Note that you may not share the link to download the dataset with others. Permission is granted to view and use the MURA Dataset without charge for personal, non-commercial research purposes only.
Any commercial use, sale, or other monetization is prohibited. If another user within your organization wishes to use the MURA Dataset, they must register as an individual user and comply with all the terms of this Research Use Agreement. In no event shall data or images generated through the use of the MURA Dataset be used or relied upon in the diagnosis or provision of patient care.
You will not make any attempt to re-identify any of the individual data subjects.

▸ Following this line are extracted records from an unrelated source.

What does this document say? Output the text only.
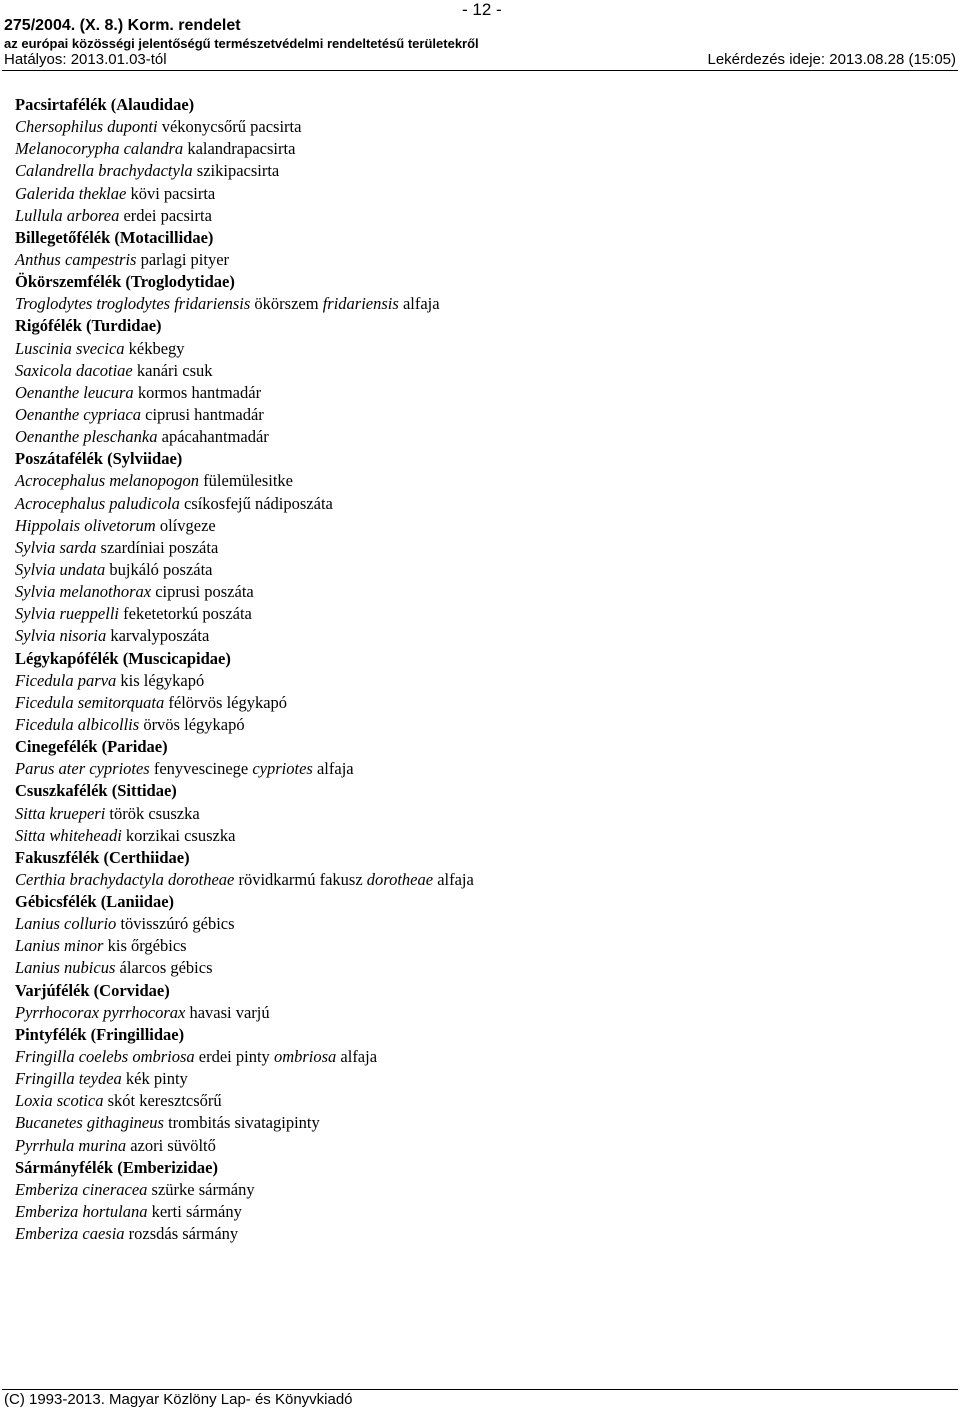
- 12 -
275/2004. (X. 8.) Korm. rendelet
az európai közösségi jelentőségű természetvédelmi rendeltetésű területekről
Hatályos: 2013.01.03-tól	Lekérdezés ideje: 2013.08.28 (15:05)
Pacsirtafélék (Alaudidae)
Chersophilus duponti vékonycsőrű pacsirta
Melanocorypha calandra kalandrapacsirta
Calandrella brachydactyla szikipacsirta
Galerida theklae kövi pacsirta
Lullula arborea erdei pacsirta
Billegetőfélék (Motacillidae)
Anthus campestris parlagi pityer
Ökörszemfélék (Troglodytidae)
Troglodytes troglodytes fridariensis ökörszem fridariensis alfaja
Rigófélék (Turdidae)
Luscinia svecica kékbegy
Saxicola dacotiae kanári csuk
Oenanthe leucura kormos hantmadár
Oenanthe cypriaca ciprusi hantmadár
Oenanthe pleschanka apácahantmadár
Poszátafélék (Sylviidae)
Acrocephalus melanopogon fülemülesitke
Acrocephalus paludicola csíkosfejű nádiposzáta
Hippolais olivetorum olívgeze
Sylvia sarda szardíniai poszáta
Sylvia undata bujkáló poszáta
Sylvia melanothorax ciprusi poszáta
Sylvia rueppelli feketetorkú poszáta
Sylvia nisoria karvalyposzáta
Légykapófélék (Muscicapidae)
Ficedula parva kis légykapó
Ficedula semitorquata félörvös légykapó
Ficedula albicollis örvös légykapó
Cinegefélék (Paridae)
Parus ater cypriotes fenyvescinege cypriotes alfaja
Csuszkafélék (Sittidae)
Sitta krueperi török csuszka
Sitta whiteheadi korzikai csuszka
Fakuszfélék (Certhiidae)
Certhia brachydactyla dorotheae rövidkarmú fakusz dorotheae alfaja
Gébicsfélék (Laniidae)
Lanius collurio tövisszúró gébics
Lanius minor kis őrgébics
Lanius nubicus álarcos gébics
Varjúfélék (Corvidae)
Pyrrhocorax pyrrhocorax havasi varjú
Pintyfélék (Fringillidae)
Fringilla coelebs ombriosa erdei pinty ombriosa alfaja
Fringilla teydea kék pinty
Loxia scotica skót keresztcsőrű
Bucanetes githagineus trombitás sivatagipinty
Pyrrhula murina azori süvöltő
Sármányfélék (Emberizidae)
Emberiza cineracea szürke sármány
Emberiza hortulana kerti sármány
Emberiza caesia rozsdás sármány
(C) 1993-2013. Magyar Közlöny Lap- és Könyvkiadó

Re-identification of individuals is strictly prohibited. Any re-identification of any individual data subject shall be immediately reported to the School of Medicine. In the event that the School of Medicine determines that the recipient has violated this Research Use Agreement or other impermissible use has been made, the School of Medicine may direct that the undersigned data recipient immediately return all copies of the MURA Dataset and retain no copies thereof even if you did not cause the violation or impermissible use.
In consideration for your agreement to the terms and conditions contained here, Stanford grants you permission to view and use the MURA Dataset for personal, non-commercial research. You may not otherwise copy, reproduce, retransmit, distribute, publish, commercially exploit or otherwise transfer any material.
You agree to indemnify and hold Stanford harmless from any claims, losses or damages, including legal fees, arising out of or resulting from your use of the MURA Dataset or your violation or role in violation of these Terms. These Terms shall be governed by and interpreted in accordance with the laws.